Another "faith-based-movie" that preaches to its own quire
16 November 2014 | by t_atzmuellerSee all my reviews

A lot of faith-based movies are like Limburger cheese: It's okay if that's your taste, but please don't stick it in my face.

The basic story in a nutshell: two brothers are separated at birth. One is raised by his real parents and becomes Elvis in everything but the name (the actor playing the twin is/was an Elvis-impersonator), the other get's raised by a knuckle-dragging preacher (Liotta). And then there is the question of "faith". Do I really have to say more than that?

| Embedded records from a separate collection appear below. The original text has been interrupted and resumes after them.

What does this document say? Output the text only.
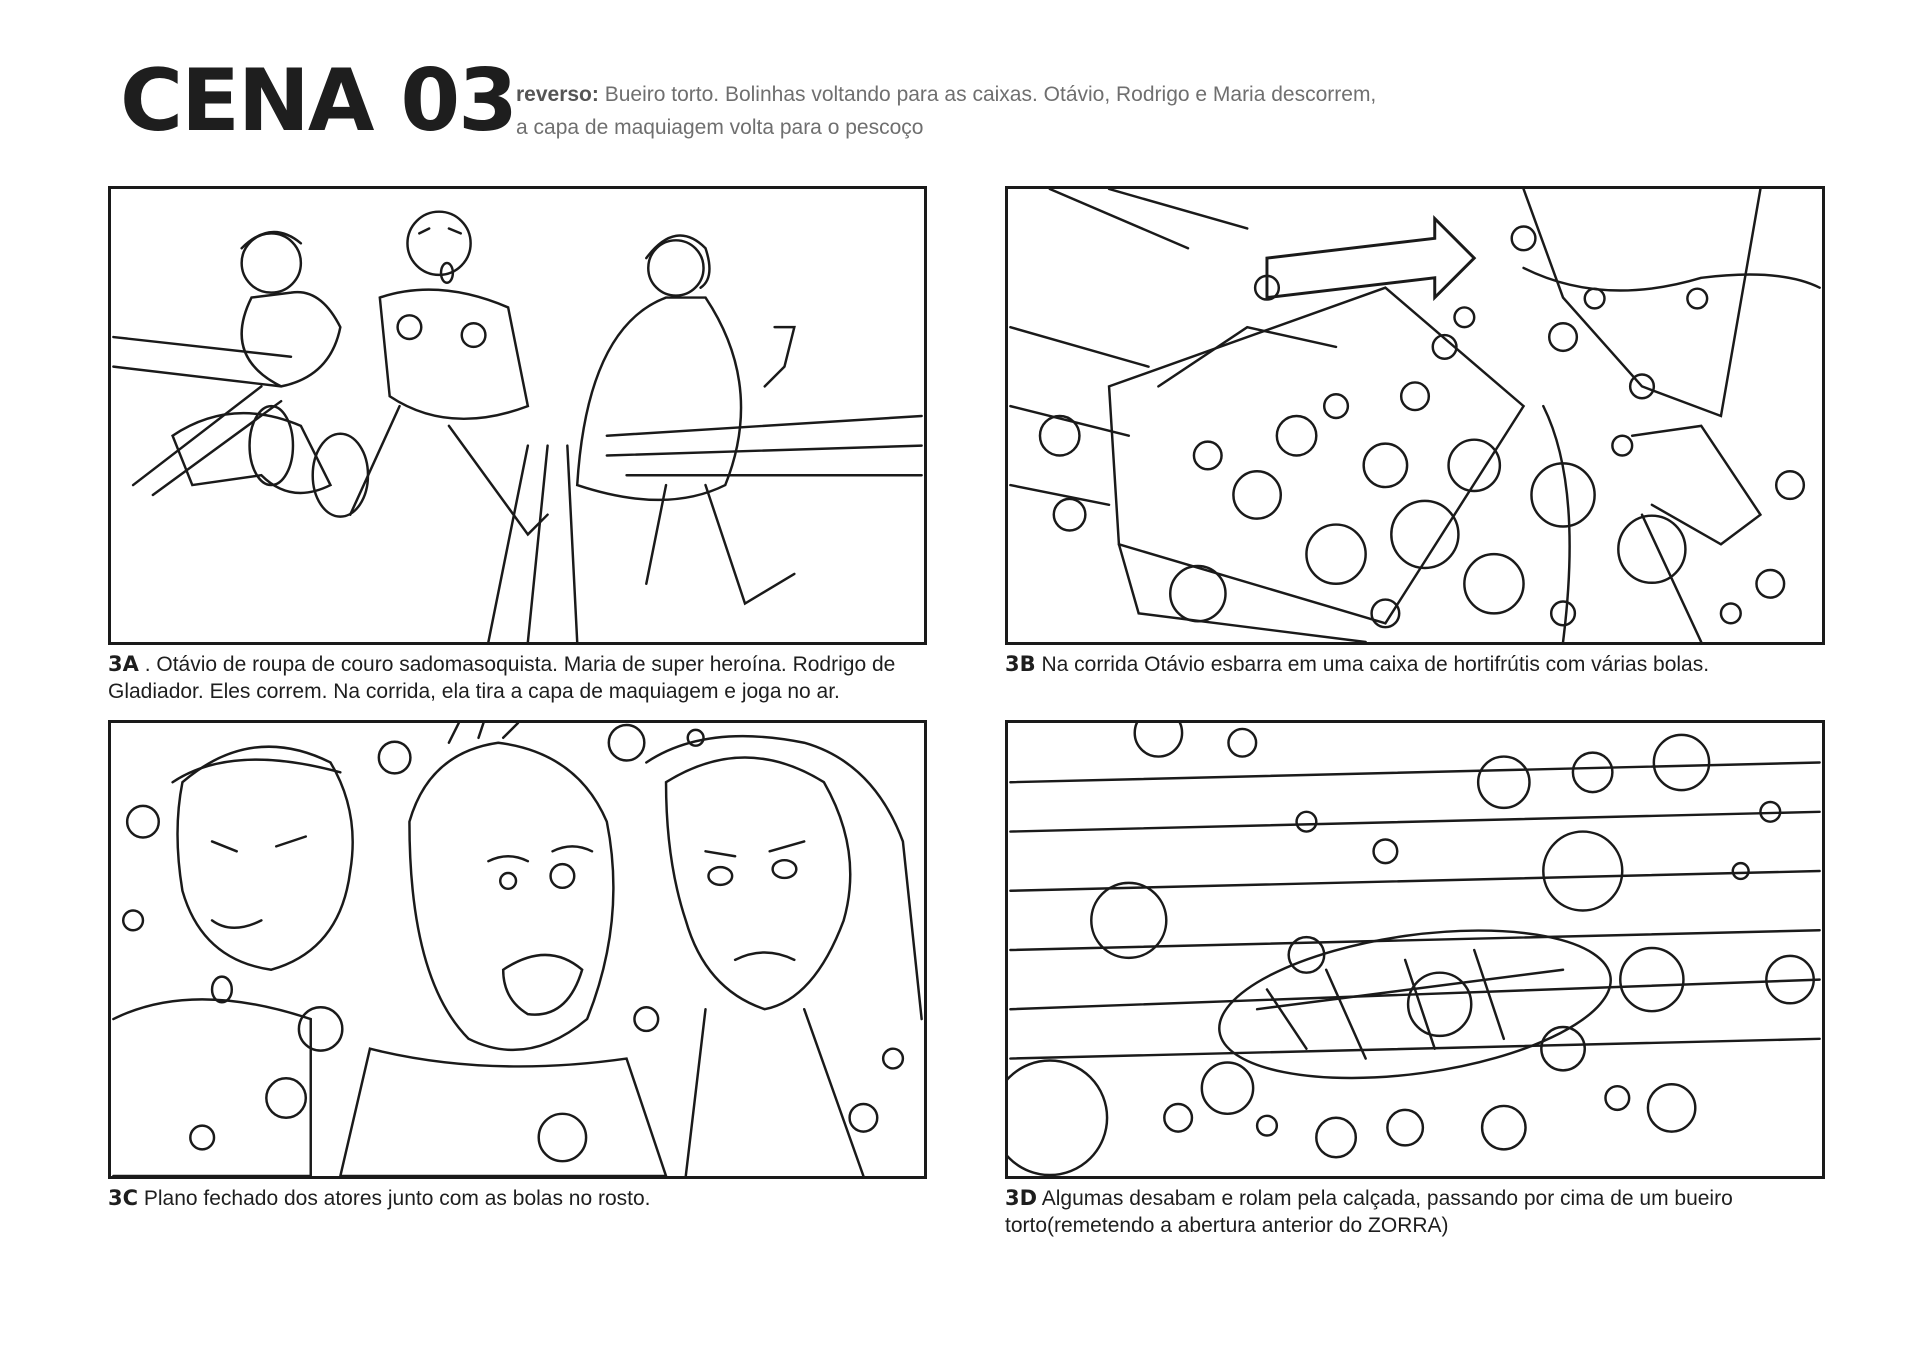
CENA 03 reverso: Bueiro torto. Bolinhas voltando para as caixas. Otávio, Rodrigo e Maria descorrem,
a capa de maquiagem volta para o pescoço
3A . Otávio de roupa de couro sadomasoquista. Maria de super heroína. Rodrigo de Gladiador. Eles correm. Na corrida, ela tira a capa de maquiagem e joga no ar.
3B Na corrida Otávio esbarra em uma caixa de hortifrútis com várias bolas.
3C Plano fechado dos atores junto com as bolas no rosto.	3D Algumas desabam e rolam pela calçada, passando por cima de um bueiro torto(remetendo a abertura anterior do ZORRA)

There are some bible-films that can appeal to the general public, who don't particularly care about the preaching. Some, if not most, are historical films like "Quo Vadis", but it would seem that "themed" films in recent days have become a little more desperate to bring their point across. It's a difference like going to a sermon (and being able to leave, if you so choose) and having a bunch of Jehovah's witnesses molesting you at your doorstep. Talking about what should really make or break a film (the acting), well, like I said, the main-character(s) is an Elvis-impersonator. It has been a long, long time since Ashley Judd has acted in something worthwhile (this too shows) and Ray Liotta tries to play it with a brave face (he will forever be loved with his portrayal of Mafioso; other roles (see "Dungeon Siege"), hmm, often not so great. In other words: the whole deal reeks of schmaltz and something an audience from small, rural hamlets might enjoy on a lazy Sunday afternoon.

You may have noticed some of the more positive reviews below, some almost hysterically bestowing ten points (hell, eleven if only they could), and you might have gotten the impression that those people were typing with one hand while shaking the 'good book' with the other, possibly mumbling in tongues. Yes, it is a symptom of many bible-pushing-flicks. You may have also noticed stories of "grown men weeping like children" while watching this flick (generally at bible-conventions). That's called hysteria or religiously motivated frenzy, and has little to nothing to do with good filmmaking. Often the wish is the father of the thought, but remains wishful thinking. Just like "The Identical".